O dragão é um animal lendário na China, sendo um símbolo boa sorte e nobreza – foi usado como emblema de autoridade, de forma que muitos imperadores afirmavam serem filhos do Dragão. É formado por partes de muitos animais: Sua cabeça tem bigodes de carpa, chifres de veado e orelhas de boi; seu longo corpo de serpente é coberto por escamas de peixe; suas quatro patas de tigre têm poderosas garras de águia. É tradicionalmente associado a água corrente, em especial a rios e cachoeiras. Em tempos de seca, um antigo costume dos agricultores chineses é ir até o templo e pedir por chuva, usando uma figura do dragão.
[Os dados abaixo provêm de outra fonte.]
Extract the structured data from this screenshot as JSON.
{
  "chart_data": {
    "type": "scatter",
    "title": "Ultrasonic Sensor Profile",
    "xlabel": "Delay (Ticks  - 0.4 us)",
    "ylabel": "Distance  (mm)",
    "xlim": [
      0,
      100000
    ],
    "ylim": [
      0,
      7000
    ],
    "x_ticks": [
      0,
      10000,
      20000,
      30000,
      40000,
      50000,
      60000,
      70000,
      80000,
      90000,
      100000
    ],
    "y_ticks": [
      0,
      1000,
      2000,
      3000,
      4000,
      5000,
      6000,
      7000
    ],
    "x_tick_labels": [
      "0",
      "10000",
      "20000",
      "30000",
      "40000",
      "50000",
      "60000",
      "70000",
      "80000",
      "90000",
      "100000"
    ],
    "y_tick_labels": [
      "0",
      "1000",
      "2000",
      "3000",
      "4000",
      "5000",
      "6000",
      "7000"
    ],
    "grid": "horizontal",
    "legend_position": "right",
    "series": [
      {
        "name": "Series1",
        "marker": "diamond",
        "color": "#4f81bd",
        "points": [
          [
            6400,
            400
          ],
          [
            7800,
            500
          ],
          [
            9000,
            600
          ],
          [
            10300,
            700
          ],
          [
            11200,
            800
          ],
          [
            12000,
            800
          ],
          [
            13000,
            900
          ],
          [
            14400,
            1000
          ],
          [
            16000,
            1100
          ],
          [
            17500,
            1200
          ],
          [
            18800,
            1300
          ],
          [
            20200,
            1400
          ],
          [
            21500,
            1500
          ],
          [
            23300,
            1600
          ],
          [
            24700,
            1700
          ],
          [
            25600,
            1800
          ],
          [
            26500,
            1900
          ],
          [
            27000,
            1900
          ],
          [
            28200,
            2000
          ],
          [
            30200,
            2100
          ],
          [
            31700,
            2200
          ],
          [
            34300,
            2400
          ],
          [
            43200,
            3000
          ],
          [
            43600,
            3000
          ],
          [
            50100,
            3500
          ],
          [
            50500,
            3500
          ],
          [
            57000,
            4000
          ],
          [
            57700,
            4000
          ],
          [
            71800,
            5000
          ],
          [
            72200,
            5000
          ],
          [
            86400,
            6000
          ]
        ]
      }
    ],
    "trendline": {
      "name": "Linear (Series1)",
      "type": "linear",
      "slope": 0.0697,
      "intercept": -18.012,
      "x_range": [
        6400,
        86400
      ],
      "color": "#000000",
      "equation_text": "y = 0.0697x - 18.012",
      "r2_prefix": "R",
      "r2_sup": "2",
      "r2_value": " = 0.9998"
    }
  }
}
A Dança do dragão tem seus primeiros registros no período na Dinastia Han (séc III), mas a popularização se deu durante a Dinastia Song (960-1279). É celebrada até hoje, com seu significado se transformando em algo mais amplo e podendo ser considerado um chamariz ou agradecimento para prosperidade em geral.

APRESENTAÇÕES

O dragão de apresentação é composto por corpo e esfera. Apesar de fisicamente separada, a esfera simboliza a energia do dragão, projetada por ele em sua frente, e é essencial para que o dragão fique completo. O número de pessoas necessárias para uma apresentação varia em relação ao tamanho do corpo. Nossos aparatos atuais são próprios para apresentações com oito pessoas (uma na cabeça, cinco no corpo, uma na cauda e uma guiando a esfera). Durante as apresentações, o dragão segue a esfera, controlada normalmente pela Sifu Selma: ocupar esta posição no dragão exige total conhecimento do espaço para que toda a equipe possa executar as manobras necessárias.

Os atletas que realizam essa dança devem estar com seu condicionamento físico em dia, pois exige grande esforço e fôlego, com apresentações cuja duração pode variar de 14 minutos a 1 hora. Além da excelência física, é necessário muito treino para sincronizar as oito mentes, que devem estar em perfeita harmonia.